Des victoires passées sous silence, une réalité occultée

L’histoire des Noirs du Canada sort de l’ombre

Date de publication : 2017-02-03 13:00:00

Une décision historique a été prise récemment : Viola Desmond sera la première femme à figurer sur un billet de banque canadien. Pourtant, la plupart des Canadiens ignorent qu’en 1946, cette femme avait refusé de s’asseoir dans la section d’un cinéma de la Nouvelle-Écosse qui était réservée aux Noirs.

Cela ne surprend pas Afua Cooper. « Dans l’histoire du Canada, les Noirs ont été marginalisés ou ignorés. Leur histoire ne faisait pas partie de la « vraie » histoire, explique-t-elle. Mme Desmond a posé un geste puissant pour revendiquer ses droits civils… mais comme le racisme n’existait pas au Canada, ce qu’elle a fait ne pouvait pas être considéré comme vrai ou comme réel.

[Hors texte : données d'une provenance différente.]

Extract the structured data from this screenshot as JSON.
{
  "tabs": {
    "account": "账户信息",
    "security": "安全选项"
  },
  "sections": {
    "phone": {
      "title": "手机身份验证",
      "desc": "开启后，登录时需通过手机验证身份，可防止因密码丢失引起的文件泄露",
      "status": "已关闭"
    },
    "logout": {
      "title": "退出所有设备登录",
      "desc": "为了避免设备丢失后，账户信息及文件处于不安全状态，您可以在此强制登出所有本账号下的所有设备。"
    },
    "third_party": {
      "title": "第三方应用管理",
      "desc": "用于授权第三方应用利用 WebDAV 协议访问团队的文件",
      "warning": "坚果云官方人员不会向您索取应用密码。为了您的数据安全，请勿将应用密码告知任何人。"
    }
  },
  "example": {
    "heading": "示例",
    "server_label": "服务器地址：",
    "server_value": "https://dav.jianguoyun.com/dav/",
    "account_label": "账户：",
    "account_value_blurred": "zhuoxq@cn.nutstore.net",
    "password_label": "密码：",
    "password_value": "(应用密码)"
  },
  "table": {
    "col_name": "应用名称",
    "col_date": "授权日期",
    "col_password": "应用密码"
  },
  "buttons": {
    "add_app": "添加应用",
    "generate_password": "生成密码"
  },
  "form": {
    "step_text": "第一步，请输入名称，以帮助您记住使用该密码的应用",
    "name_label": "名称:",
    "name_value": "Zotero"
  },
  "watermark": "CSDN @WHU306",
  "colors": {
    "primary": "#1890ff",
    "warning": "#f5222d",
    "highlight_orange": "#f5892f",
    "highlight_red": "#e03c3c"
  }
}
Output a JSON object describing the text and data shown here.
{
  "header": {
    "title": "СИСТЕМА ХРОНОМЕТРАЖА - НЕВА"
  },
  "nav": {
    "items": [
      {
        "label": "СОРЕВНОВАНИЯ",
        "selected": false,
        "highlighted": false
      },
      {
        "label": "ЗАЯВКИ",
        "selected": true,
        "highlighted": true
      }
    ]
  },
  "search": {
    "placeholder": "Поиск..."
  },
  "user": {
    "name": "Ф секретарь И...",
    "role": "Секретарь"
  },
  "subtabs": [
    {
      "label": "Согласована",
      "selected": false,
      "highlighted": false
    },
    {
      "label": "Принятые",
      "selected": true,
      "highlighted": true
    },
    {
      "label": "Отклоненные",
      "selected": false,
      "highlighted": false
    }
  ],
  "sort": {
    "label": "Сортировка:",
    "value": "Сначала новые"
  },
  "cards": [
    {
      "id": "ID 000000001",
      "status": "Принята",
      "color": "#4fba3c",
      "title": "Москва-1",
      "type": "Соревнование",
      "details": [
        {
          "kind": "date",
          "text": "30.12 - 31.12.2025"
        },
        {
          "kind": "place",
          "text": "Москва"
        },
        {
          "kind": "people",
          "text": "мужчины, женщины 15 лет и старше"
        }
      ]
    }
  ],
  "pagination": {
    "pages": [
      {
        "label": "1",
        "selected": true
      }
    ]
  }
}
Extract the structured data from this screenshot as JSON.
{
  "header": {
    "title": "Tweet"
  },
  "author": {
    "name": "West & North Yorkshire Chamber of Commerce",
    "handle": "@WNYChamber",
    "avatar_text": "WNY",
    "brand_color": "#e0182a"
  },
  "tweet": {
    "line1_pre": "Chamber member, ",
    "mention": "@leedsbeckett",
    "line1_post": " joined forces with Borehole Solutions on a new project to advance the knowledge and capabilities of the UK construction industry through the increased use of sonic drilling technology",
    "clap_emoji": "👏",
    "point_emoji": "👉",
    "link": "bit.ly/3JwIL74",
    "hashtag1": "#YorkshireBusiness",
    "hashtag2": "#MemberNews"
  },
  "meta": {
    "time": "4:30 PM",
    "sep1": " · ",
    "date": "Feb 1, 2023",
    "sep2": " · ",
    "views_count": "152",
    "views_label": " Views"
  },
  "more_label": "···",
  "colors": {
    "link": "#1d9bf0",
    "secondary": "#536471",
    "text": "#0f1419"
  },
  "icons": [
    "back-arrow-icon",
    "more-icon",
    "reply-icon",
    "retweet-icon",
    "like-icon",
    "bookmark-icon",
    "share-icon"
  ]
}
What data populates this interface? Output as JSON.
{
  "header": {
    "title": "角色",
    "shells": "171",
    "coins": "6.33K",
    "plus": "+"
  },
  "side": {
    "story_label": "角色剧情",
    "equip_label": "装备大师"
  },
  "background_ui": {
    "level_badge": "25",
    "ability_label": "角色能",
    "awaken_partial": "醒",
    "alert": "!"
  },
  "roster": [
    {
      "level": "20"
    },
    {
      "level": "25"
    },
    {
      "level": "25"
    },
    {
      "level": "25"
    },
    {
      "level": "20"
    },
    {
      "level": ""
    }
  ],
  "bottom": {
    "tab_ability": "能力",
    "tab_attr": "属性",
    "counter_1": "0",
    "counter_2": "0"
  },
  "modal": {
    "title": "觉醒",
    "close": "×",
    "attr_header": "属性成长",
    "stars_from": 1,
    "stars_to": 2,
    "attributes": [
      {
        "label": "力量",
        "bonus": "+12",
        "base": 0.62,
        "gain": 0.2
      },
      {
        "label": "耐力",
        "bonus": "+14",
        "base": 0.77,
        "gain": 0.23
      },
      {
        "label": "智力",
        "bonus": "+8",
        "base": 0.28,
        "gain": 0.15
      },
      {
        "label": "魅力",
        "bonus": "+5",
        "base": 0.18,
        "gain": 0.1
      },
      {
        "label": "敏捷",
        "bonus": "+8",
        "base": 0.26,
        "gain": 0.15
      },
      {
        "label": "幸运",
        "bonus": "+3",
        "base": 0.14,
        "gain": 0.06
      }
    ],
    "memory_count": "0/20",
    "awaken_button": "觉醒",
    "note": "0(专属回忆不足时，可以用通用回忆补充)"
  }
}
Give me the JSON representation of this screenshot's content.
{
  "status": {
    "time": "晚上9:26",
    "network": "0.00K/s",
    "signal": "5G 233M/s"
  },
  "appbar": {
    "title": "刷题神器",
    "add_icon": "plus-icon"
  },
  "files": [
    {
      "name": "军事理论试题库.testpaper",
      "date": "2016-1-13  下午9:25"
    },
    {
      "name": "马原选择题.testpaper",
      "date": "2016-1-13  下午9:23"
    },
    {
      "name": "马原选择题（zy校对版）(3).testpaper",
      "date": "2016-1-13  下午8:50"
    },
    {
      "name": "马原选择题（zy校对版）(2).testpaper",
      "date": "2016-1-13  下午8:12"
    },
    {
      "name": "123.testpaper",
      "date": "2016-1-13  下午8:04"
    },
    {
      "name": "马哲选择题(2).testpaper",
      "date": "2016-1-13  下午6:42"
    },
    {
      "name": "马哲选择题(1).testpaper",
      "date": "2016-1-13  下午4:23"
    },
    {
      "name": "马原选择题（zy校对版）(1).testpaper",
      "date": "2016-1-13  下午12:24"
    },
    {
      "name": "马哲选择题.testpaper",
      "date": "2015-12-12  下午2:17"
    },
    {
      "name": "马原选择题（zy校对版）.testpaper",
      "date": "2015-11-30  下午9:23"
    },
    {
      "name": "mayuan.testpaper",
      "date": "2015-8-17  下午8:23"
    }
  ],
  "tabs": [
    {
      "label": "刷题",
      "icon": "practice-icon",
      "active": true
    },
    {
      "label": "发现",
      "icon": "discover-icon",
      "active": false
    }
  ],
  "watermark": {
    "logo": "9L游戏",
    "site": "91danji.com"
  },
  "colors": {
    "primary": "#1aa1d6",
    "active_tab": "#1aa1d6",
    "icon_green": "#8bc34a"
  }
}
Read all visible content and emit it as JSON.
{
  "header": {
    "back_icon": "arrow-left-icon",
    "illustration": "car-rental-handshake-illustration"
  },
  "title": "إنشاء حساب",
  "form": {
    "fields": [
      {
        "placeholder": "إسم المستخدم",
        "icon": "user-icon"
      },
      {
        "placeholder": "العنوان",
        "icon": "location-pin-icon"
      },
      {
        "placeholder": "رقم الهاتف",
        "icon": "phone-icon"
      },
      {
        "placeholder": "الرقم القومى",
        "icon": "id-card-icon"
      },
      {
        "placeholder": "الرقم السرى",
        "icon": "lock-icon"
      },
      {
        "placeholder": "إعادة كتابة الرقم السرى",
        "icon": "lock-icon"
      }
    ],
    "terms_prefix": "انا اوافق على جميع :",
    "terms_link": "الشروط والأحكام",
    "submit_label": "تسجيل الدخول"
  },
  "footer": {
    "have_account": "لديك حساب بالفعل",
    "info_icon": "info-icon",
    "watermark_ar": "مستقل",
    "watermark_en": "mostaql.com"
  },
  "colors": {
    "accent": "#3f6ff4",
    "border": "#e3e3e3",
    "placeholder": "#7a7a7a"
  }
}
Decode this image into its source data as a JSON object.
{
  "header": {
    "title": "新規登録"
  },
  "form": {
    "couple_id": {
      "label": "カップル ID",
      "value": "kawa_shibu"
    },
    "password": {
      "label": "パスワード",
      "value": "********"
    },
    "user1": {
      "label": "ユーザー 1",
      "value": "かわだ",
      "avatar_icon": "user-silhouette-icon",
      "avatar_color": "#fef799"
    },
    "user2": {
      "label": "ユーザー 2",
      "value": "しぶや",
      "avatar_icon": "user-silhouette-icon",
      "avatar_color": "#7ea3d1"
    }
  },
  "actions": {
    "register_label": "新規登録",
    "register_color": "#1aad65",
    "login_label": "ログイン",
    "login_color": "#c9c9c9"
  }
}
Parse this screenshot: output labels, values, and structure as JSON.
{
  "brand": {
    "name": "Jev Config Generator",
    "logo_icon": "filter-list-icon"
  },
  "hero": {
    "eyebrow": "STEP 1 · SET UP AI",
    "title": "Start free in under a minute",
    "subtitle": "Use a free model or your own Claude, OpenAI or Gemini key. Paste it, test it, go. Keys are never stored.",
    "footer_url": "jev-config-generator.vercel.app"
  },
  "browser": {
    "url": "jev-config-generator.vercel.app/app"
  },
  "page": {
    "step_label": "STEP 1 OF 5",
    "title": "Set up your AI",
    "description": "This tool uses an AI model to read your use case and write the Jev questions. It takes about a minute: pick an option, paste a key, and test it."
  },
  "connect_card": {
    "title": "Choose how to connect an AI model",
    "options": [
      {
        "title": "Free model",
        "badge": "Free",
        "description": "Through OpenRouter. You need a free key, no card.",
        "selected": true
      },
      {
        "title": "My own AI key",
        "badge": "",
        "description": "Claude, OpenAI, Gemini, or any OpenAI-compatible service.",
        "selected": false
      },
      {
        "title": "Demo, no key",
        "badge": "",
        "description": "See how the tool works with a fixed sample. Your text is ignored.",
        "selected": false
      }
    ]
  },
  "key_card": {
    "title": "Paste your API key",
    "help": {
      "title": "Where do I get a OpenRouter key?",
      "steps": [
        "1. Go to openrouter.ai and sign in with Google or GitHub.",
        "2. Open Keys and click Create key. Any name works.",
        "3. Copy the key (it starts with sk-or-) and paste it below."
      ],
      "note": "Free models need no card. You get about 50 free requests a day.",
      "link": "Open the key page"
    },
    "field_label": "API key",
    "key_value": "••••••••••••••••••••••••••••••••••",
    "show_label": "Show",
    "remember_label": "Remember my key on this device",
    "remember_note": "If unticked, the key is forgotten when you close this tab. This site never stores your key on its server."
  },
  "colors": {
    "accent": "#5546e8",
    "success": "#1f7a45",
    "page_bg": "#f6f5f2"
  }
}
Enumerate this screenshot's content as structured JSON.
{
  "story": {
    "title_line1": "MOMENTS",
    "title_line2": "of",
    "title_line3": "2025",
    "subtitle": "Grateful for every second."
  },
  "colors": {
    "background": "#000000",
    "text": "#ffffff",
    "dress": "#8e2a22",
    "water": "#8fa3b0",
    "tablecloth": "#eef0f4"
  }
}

« Il n’est pas surprenant que de nombreux Canadiens ne connaissent ni Viola Desmond ni sa prise de position, puisque le Canada refuse d’admettre son passé raciste. Les Noirs et leur vécu ont été marginalisés ou occultés », poursuit Mme Cooper.

Auteure et titulaire de la Chaire James Robinson Johnston d’études sur les Noirs du Canada, Mme Cooper est professeure agrégée au département de sociologie et d’anthropologie sociale de la Dalhousie University. Elle vient de recevoir une subvention Connexion du CRSH, qui lui permettra de faire connaître et comprendre les luttes menées par les Noirs du Canada dans leur quête de dignité, de liberté et d’épanouissement.

Mme Cooper a créé une mineure interdisciplinaire en études sur les Noirs et la diaspora africaine à la Dalhousie University, qui l’offre depuis l’automne 2016. Elle espère ainsi remonter le cours de l’histoire des Noirs au Canada.

Il faut notamment, pour ce faire, mettre en évidence les réalisations de Canadiens noirs, par exemple celles de Henry et Mary Bibb qui, le 1er janvier 1851, ont publié à Windsor, en Ontario, le premier numéro de leur journal The Voice of the Fugitive.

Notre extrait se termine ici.